FDA officials contributed to all three guidelines, according to meeting documents.

In a statement to CNBC, the FDA said its staffing to the conference is “mission critical” and its purpose is to “support global collaboration on drug development, approval standards, and regulatory science.” An agency spokesperson said the meeting requires approval from FDA leadership, including Chief Operating Officer Barclay Butler. Over the past two years, FDA representative attendance has ranged from 47 to 49 people, a spokesperson said, noting that this year there were 31 FDA representatives.

Dylan Hedler-Gaudette, acting vice president for policy and government affairs at the Project on Government Oversight, a nonpartisan government accountability watchdog group, said it’s a bad idea to send dozens of FDA employees to meetings overseas during a government shutdown.

Dylan Hedler Gaudette is acting vice president for policy and government affairs at the Government Oversight Project.

CNBC

“The FDA is an important organization that does really important work with our health care system, our food system, and our medical device system,” said Hedler-Gaudette. “We hope that FDA leadership and the administration will prioritize ensuring that the organization and FDA have sufficient resources over the need to attend specific meetings or events.”
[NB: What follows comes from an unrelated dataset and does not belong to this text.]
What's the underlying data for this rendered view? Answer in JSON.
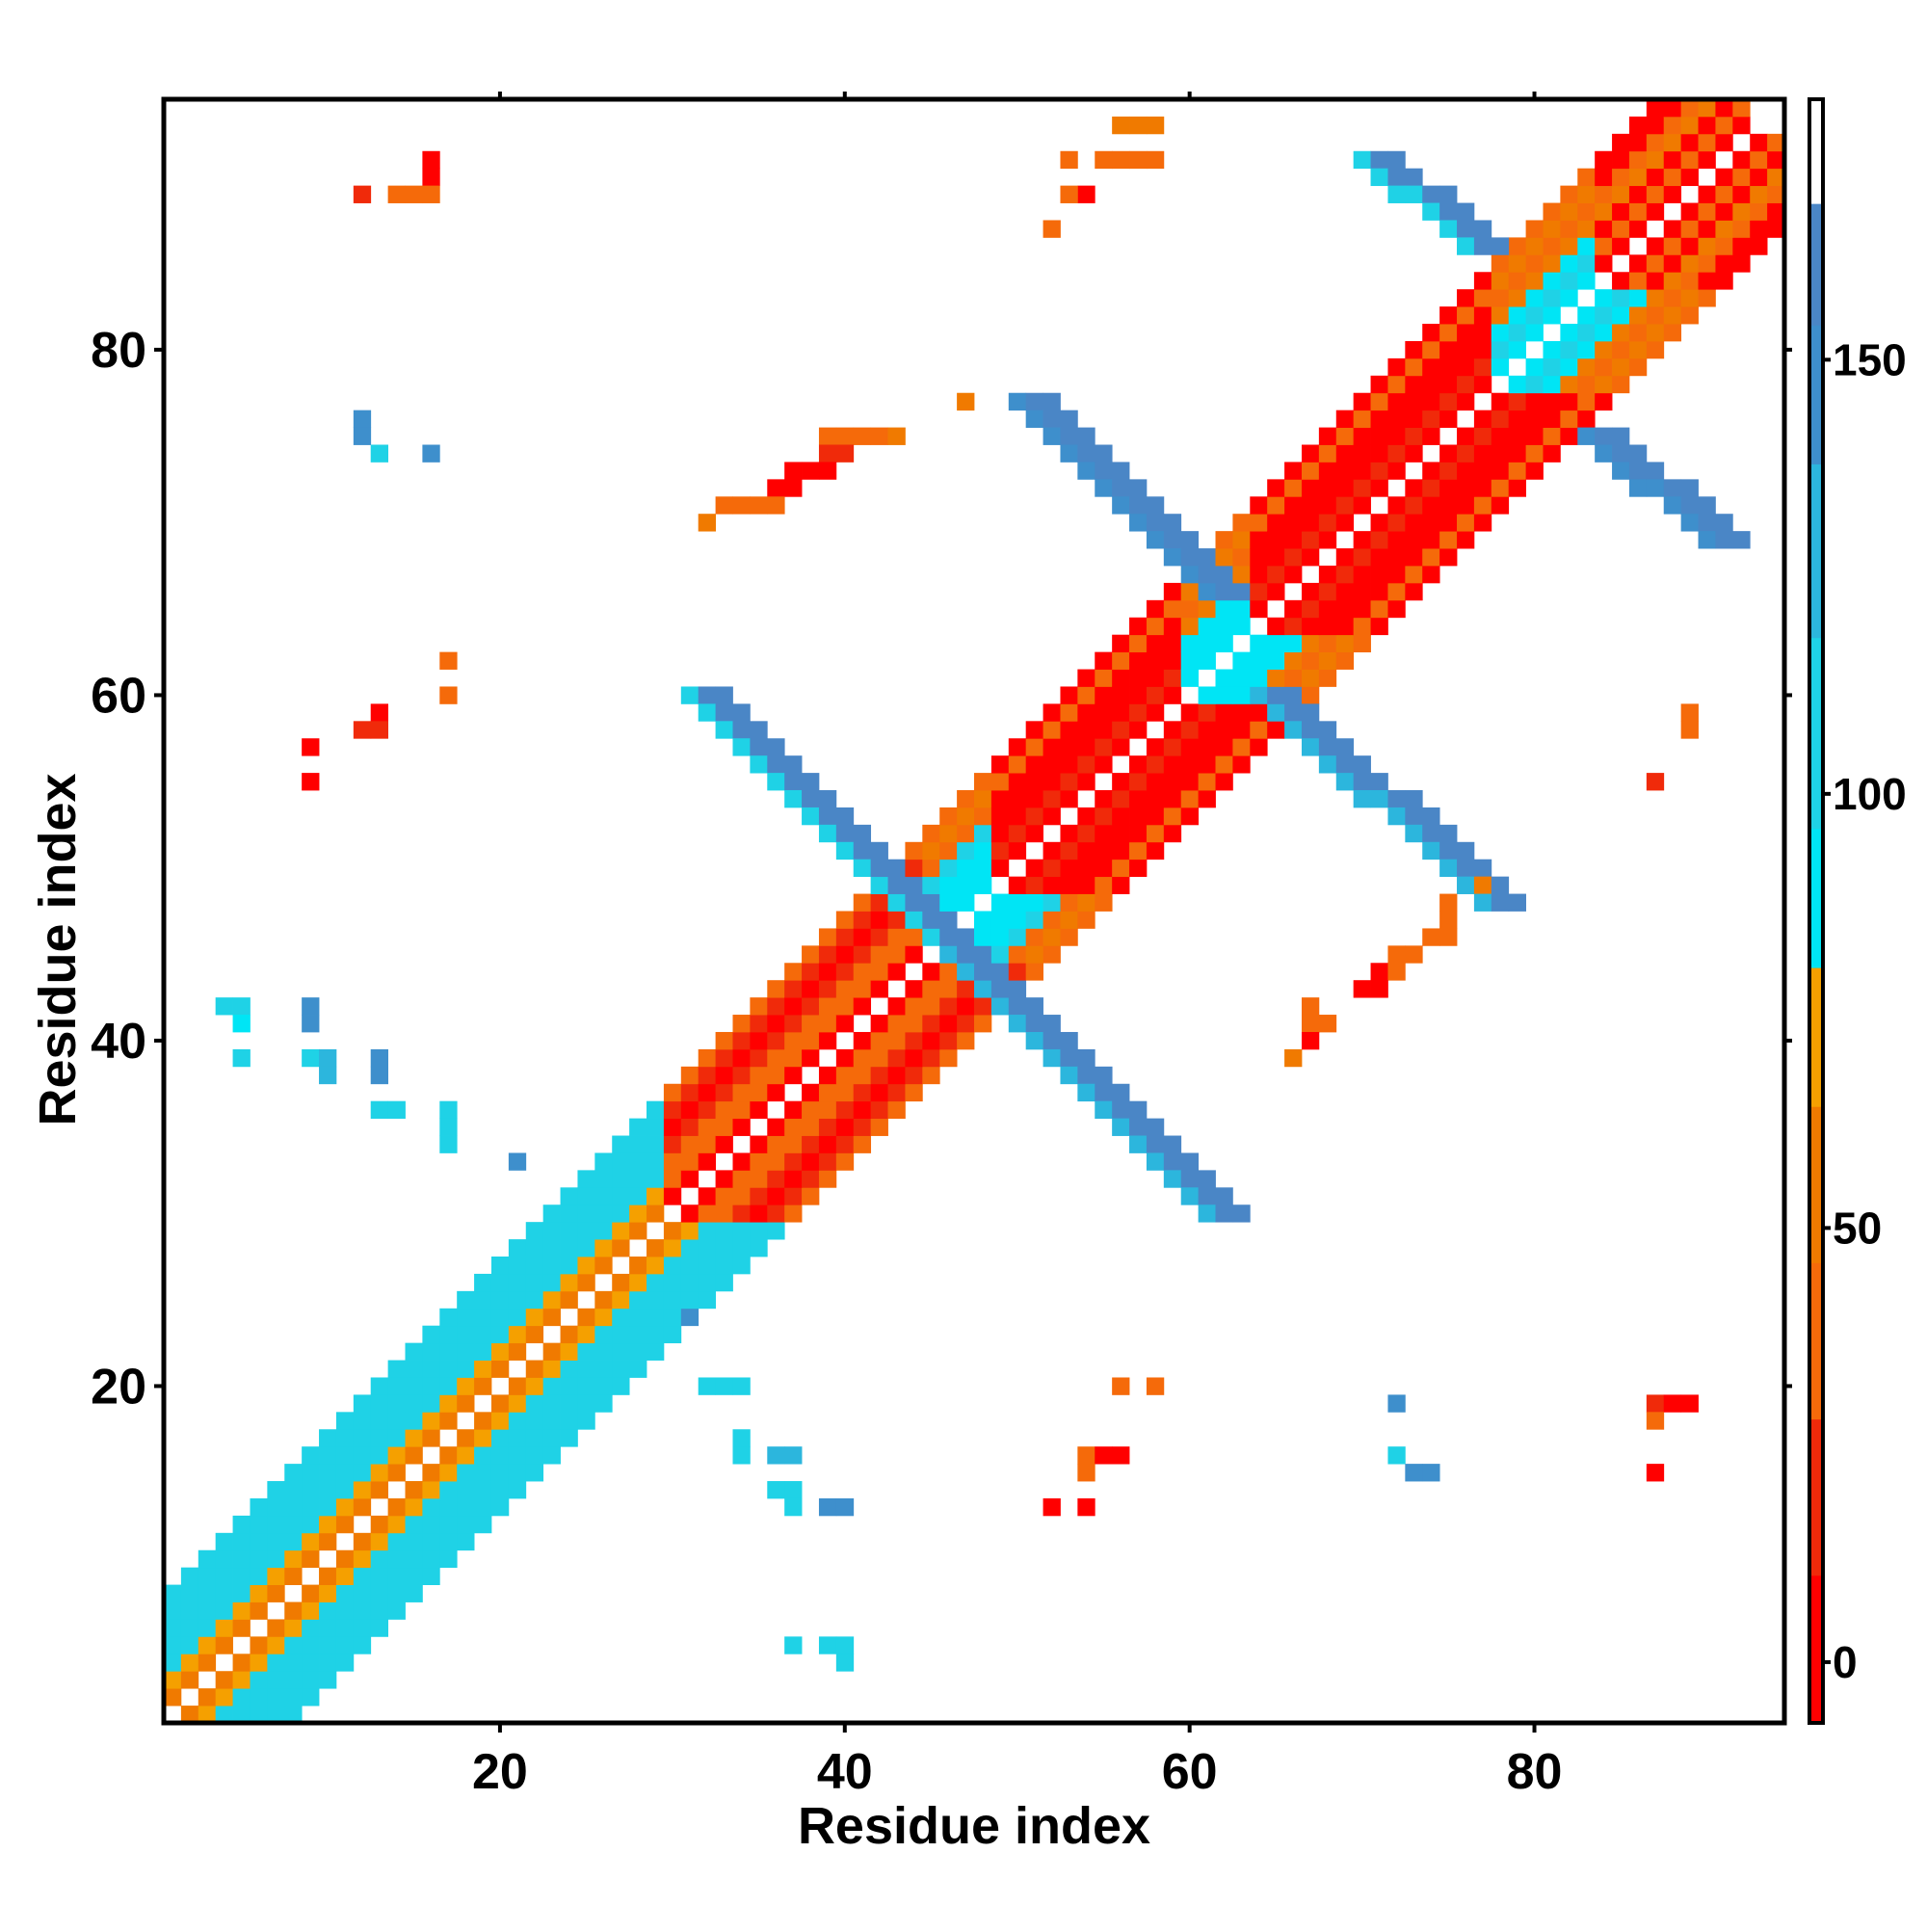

Hedler-Gaudet said that even though the meetings are important, they do little to calm questions about the agency’s priorities.

“At least it’s kind of ugly and the optics are poor quality,” Hedler-Gaudet said. “In the worst case scenario, it could amount to a form of dereliction of duty or misuse of public resources.”

Singapore’s tropical island Sentosa island at sunset.

Tobiajo | E+ | Getty Images

The FDA told CNBC that the trip is not dependent on taxpayer funds, and is funded by the agency’s carryover fees, money it collects from companies that make drugs, medical devices and other medical products to pay for regulatory services such as product reviews and testing.

“Those dollars are still public funds,” Hedler-Gaudet said. “They still need to be treated with the same respect and protected as direct taxes.”

Butler’s Oct. 1 internal email said fees should only be applied to work eligible for fee deferral funding and “activities necessary to address an immediate threat to the safety of life or protection of property.”

The FDA itself appears to have recognized that travel during the shutdown may be less acceptable.

“Due to the optics of travel occurring during the shutdown, approval for meetings will be handled by FDA senior leadership on a case-by-case basis,” the FDA said in a document posted on its website in mid-November. The document was no longer available on the website on Dec. 3, a day after CNBC reached out to the agency for comment on the document.

An FDA spokesperson told CNBC that the agency “regularly updates the webpage to ensure the information is accurate and consistent with current policy.”

In a series of internal emails between FDA Commissioner and Chief Financial Officer Benjamin Moncars obtained by CNBC, Commissioner Michelle Tarver asked them to “reach an agreement to maintain legal and optical consistency on how travel will be handled during appropriations lapses.” Tarver suggested “cancelling conference attendance and associated domestic, national, and international travel.” She went on to say that the FDA “will only permit virtual lectures on exempt (i.e., user fee) topics.”

In a Nov. 6 email exchange regarding the ICH meeting, a discussion about whether to send staff to Singapore reached the top of the FDA. FDA Deputy Chief Financial Officer Sahara Torres Rivera wrote in an email that the agency “agreed to limit in-person participation in the meeting,” but said “the final decision ultimately rests with … leadership.”

Next year, the biannual conference will be held in Rio de Janeiro and Prague.